NLinear#

class delu.nn.NLinear[source]#

Bases: Module

N separate linear layers for N embeddings: (*, *N, D1) -> (*, *N, D2).

Usage examples covered below:

(NLP) Training a separate linear layer for each token embedding in a sequence. By contrast, using torch.nn.Linear would mean applying the same linear layer to all tokens.
(CV) Training a separate linear layer for each patch embedding in an image. By contrast, using torch.nn.Linear would mean applying the same linear layer to all tokens.
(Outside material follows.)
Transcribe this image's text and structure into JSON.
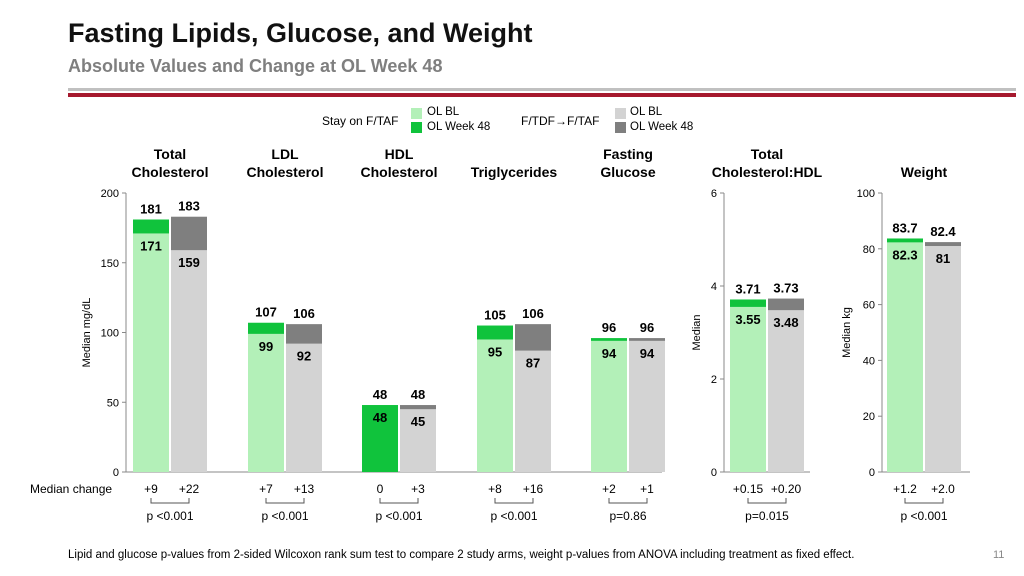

Technically, NLinear(N, D1, D2) is just a layout of N linear layers torch.nn.Linear(D1, D2).

Shape

Input: (*, *n, in_features), where * are batch dimensions.
Output: (*, *n, out_features).

Usage

(NLP) Training a separate linear layer for each of the token embeddings in a sequence:

>>> batch_size = 2
>>> sequence_length = 4
>>> d_embedding_in = 6
>>> d_embedding_out = 7
>>> x = torch.randn(batch_size, sequence_length, d_embedding_in)
>>> x.shape
torch.Size([2, 4, 6])
>>> m = NLinear(sequence_length, d_embedding_in, d_embedding_out)
>>> m(x).shape
torch.Size([2, 4, 7])

(CV) Training a separate linear layer for each of the patch embeddings in an image:

>>> # Batch dimensions can also be arbitrarily complex.
>>> batch_size = (2, 3)
>>> width = 4
>>> height = 5
>>> in_channels = 6
>>> out_channels = 7
>>> x = torch.randn(*batch_size, width, height, in_channels)
>>> x.shape
torch.Size([2, 3, 4, 5, 6])
>>> # N == width * heght == 4 * 5 == 20
>>> m = NLinear((width, height), in_channels, out_channels)
>>> m(x).shape
torch.Size([2, 3, 4, 5, 7])

__init__( n: int | Tuple[int, ...], in_features: int, out_features: int, bias: bool = True, device=None, dtype=None, ) → None[source]#: All arguments are the same as in torch.nn.Linear except for n, which is the expected layout of the input (see the examples in NLinear).

forward(x: Tensor) → Tensor[source]#: Do the forward pass.

reset_parameters()[source]#: Reset all parameters.